The accompanying tables compare the Carter-Reagan cash-basis and GAAP budgets during those years using both nominal and 1984 dollars. (comparative figures in this article are in 1984 constant dollars.)
In 1980, the last full year that Mr. Carter controlled the budget, while the cash-basis deficit totaled $93.5 billion, the estimated GAAP deficit for that same year was a staggering $408.3 billion. Meanwhile, four years later, while Ronald Reagan was taking the heat for increasing the cash-basis deficit to $185.3 billion, the estimated GAAP deficit stood at $333.4 billion, a deficit reduction of nearly $75 billion from carter's 1980 level. Furthermore, Mr. Carter's total estimated GAAP deficits over the 1977-80 period were $56.5 billion higher than Mr. Reagan's total for 1981-84.
A significant portion of Mr. Reagan's cash-basis deficits is actually the liquidation of liabilities incurred by the Carter ad· ministration, but whose costs were not recorded at that time because of the cash-basis system. In addition, the GAAP deficits tell us that President Reagan has spent proportionately more in his budgets on capital items whose benefit should be amortized over future fiscal periods. conversely, President Carter spent proportionately more on items that were consumed immediately, providing no benefit to future periods. As a result, President Reagan, who has significantly reduced the growth of federal outlays as demonstrated by GAAP. is being blamed for a cash-basis debt that is largely the result of spending decisions made by Jimmy Carter.

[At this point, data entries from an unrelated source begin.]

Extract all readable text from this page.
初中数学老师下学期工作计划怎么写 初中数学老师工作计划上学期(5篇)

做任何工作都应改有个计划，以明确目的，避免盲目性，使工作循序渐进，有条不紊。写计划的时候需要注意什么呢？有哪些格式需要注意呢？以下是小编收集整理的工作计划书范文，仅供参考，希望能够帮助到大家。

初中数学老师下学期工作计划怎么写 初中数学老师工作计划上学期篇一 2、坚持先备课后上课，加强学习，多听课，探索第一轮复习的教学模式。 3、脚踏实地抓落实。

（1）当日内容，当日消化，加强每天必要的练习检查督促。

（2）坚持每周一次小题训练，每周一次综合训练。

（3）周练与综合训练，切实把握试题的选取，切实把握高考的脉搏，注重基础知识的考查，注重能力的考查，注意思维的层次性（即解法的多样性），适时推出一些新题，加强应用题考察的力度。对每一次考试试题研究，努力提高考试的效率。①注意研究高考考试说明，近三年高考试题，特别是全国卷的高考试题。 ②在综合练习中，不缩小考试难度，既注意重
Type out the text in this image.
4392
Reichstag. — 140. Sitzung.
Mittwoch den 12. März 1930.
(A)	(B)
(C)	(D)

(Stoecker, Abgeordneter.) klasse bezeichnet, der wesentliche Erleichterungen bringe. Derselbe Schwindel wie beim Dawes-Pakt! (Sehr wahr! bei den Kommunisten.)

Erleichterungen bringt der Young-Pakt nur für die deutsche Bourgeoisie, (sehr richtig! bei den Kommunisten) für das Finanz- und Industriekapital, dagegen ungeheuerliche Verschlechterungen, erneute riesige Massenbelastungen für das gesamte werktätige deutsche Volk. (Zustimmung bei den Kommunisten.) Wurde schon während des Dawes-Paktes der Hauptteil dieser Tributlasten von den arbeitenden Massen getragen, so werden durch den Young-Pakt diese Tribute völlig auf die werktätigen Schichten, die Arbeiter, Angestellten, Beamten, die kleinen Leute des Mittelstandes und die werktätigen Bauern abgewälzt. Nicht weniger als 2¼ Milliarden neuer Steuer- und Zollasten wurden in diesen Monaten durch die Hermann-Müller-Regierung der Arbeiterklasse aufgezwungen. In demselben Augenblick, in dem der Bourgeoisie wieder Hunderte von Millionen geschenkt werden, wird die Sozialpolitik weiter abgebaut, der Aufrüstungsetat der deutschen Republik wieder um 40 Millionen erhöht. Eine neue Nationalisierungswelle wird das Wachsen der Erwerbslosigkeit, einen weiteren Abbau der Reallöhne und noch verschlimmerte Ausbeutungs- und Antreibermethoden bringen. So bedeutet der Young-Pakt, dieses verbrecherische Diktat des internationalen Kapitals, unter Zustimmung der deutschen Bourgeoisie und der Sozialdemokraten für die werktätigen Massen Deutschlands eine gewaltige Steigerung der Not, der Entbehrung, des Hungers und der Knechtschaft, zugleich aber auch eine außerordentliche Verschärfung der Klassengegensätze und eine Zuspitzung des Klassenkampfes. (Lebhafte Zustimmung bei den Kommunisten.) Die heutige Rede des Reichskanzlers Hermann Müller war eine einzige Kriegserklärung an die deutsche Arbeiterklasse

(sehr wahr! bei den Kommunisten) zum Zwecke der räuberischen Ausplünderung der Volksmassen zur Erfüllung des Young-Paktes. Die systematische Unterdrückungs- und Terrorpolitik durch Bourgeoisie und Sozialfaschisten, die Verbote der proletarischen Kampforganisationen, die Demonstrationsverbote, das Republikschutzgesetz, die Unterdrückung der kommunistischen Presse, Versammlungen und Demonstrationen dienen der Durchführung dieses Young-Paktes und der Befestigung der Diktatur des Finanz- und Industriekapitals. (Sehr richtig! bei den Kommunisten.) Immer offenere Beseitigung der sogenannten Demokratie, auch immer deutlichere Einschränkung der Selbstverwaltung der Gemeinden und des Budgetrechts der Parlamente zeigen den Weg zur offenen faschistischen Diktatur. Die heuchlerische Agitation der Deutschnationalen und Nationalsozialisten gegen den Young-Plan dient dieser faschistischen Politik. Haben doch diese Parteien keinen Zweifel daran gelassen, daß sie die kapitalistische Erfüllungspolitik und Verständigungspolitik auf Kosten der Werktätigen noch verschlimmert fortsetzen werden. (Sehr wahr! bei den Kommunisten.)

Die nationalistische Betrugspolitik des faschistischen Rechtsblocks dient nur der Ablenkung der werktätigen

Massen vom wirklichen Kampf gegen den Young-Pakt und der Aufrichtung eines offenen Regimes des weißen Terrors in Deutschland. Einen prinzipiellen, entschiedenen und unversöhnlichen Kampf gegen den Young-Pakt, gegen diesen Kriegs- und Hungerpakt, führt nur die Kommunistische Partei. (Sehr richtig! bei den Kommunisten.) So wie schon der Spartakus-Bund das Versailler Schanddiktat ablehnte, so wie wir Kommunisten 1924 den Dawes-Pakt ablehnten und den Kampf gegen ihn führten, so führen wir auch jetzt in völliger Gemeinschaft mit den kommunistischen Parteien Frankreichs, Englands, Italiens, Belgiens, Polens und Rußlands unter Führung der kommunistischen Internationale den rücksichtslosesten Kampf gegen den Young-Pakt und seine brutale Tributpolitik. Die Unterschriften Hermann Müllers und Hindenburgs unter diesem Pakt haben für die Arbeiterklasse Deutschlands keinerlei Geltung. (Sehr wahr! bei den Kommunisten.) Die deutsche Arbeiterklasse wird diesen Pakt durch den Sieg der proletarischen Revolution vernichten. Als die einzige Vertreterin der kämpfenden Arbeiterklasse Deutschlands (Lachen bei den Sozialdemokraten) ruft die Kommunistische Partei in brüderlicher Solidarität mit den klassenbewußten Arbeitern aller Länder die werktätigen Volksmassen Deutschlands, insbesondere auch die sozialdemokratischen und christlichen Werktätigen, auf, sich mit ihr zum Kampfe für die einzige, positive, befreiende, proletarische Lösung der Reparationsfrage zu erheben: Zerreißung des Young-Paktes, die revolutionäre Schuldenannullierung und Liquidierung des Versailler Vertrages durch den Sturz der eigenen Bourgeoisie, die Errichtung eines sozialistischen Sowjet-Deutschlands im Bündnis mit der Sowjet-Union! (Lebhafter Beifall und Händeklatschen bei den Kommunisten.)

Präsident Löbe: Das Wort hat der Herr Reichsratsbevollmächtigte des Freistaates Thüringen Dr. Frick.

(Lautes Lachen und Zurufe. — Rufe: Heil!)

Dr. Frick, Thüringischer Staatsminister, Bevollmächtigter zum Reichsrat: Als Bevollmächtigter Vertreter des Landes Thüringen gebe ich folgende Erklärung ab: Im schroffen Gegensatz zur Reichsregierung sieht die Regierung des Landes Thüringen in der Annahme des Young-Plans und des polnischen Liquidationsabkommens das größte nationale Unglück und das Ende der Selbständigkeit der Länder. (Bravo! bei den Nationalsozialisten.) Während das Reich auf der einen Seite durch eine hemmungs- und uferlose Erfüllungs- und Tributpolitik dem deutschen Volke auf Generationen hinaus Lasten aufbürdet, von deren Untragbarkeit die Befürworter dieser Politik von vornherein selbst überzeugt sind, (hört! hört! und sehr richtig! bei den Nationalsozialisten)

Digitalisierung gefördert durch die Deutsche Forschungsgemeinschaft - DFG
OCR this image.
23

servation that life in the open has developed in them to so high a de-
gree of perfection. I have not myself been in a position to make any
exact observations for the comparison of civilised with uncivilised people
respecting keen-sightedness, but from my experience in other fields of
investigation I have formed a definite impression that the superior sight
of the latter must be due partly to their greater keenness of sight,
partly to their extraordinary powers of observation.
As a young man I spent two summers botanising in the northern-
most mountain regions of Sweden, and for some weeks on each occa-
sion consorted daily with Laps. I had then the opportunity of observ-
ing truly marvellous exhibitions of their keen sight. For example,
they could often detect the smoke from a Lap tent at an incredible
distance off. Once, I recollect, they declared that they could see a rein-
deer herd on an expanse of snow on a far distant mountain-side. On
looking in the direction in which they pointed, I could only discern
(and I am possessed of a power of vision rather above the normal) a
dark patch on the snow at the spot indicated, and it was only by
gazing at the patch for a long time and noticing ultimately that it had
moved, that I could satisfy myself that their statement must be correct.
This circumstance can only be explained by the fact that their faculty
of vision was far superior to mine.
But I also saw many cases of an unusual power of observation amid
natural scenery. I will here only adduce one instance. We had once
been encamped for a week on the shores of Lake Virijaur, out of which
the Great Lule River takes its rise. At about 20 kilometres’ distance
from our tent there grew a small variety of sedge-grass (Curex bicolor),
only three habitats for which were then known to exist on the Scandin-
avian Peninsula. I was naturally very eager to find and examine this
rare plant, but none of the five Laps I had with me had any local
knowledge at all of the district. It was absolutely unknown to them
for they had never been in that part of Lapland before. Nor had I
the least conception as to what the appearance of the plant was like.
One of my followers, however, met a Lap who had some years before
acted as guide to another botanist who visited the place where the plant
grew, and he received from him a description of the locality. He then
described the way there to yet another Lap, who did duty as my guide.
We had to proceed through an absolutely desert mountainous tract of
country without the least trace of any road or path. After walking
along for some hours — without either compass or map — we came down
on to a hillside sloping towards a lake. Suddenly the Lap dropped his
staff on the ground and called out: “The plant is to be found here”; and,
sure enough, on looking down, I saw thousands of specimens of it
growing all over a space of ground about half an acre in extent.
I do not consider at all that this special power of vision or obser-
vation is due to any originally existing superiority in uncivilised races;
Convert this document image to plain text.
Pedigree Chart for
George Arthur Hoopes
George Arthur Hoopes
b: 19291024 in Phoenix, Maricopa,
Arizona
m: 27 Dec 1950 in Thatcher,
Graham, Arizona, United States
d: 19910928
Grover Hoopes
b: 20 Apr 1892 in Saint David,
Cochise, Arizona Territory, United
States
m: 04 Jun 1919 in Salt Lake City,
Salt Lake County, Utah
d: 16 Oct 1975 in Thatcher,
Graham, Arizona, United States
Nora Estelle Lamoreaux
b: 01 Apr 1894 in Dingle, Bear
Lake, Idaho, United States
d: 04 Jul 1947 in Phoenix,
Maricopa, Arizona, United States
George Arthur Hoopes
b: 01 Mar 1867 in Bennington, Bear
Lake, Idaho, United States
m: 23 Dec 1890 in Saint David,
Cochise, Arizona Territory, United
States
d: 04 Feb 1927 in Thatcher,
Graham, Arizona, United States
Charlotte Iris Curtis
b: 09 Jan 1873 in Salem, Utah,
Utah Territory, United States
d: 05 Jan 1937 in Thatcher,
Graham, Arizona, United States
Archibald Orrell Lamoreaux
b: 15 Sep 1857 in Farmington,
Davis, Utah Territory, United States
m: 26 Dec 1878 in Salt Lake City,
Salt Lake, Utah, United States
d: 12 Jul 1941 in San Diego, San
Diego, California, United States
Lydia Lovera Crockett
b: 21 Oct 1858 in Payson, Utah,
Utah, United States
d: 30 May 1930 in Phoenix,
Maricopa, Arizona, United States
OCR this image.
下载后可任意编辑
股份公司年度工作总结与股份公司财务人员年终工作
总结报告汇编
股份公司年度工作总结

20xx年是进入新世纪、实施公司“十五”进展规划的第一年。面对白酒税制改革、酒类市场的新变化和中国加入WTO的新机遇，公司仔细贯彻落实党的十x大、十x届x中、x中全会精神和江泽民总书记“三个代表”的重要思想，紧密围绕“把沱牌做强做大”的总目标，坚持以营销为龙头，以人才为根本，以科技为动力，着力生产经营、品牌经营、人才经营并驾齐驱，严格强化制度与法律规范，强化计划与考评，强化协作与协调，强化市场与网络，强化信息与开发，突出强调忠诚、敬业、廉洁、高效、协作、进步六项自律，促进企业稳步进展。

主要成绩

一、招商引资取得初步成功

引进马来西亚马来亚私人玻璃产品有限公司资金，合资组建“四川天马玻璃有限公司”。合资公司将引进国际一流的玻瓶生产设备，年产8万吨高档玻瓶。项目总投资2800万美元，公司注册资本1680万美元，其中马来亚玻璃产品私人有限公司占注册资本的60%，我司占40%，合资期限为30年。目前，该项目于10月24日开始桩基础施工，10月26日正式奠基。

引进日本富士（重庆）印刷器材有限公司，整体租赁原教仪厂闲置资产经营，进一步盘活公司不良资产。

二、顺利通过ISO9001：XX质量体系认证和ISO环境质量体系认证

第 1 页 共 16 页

The bottom line, however, is that GAAP shows us serious and dangerous flaws in the federal government's reliance on cash-basis budgets that will not be cured by line-item vetoes, a balanced-budget amendment or tax increases. Cash-basis budgeting is the same system that led to the financial collapse of New York City in 1974. The fatal flaws in the cash-basis system were so apparent to the federal government at that time that it required New York City to adopt GAAP accounting as one of the conditions for a federal bailout.
At long last, Congress is beginning to· recognize the danger of sloppy federal accounting and financial management practices. In August, I introduced bipartisan legislation with 56 co-sponsors to create the Office of a Chief Financial Officer of the United States. Among the duties of the CFO would be producing the budget for the U.S. using GAAP.
Even though GAAP budgeting shows that the president is making progress on deficit reduction, he has been reluctant to support the adoption of a budgeting system that would recognize a doubling of our debt through its more accurate reflection of all government liabilities. But that was before black Monday.
It is time for the president to help put economic reality on the books. If the president and Congress retreat to their caves and ignore the truth of the budget, the bears on Wall Street may come out of hibernation on a full-time basis.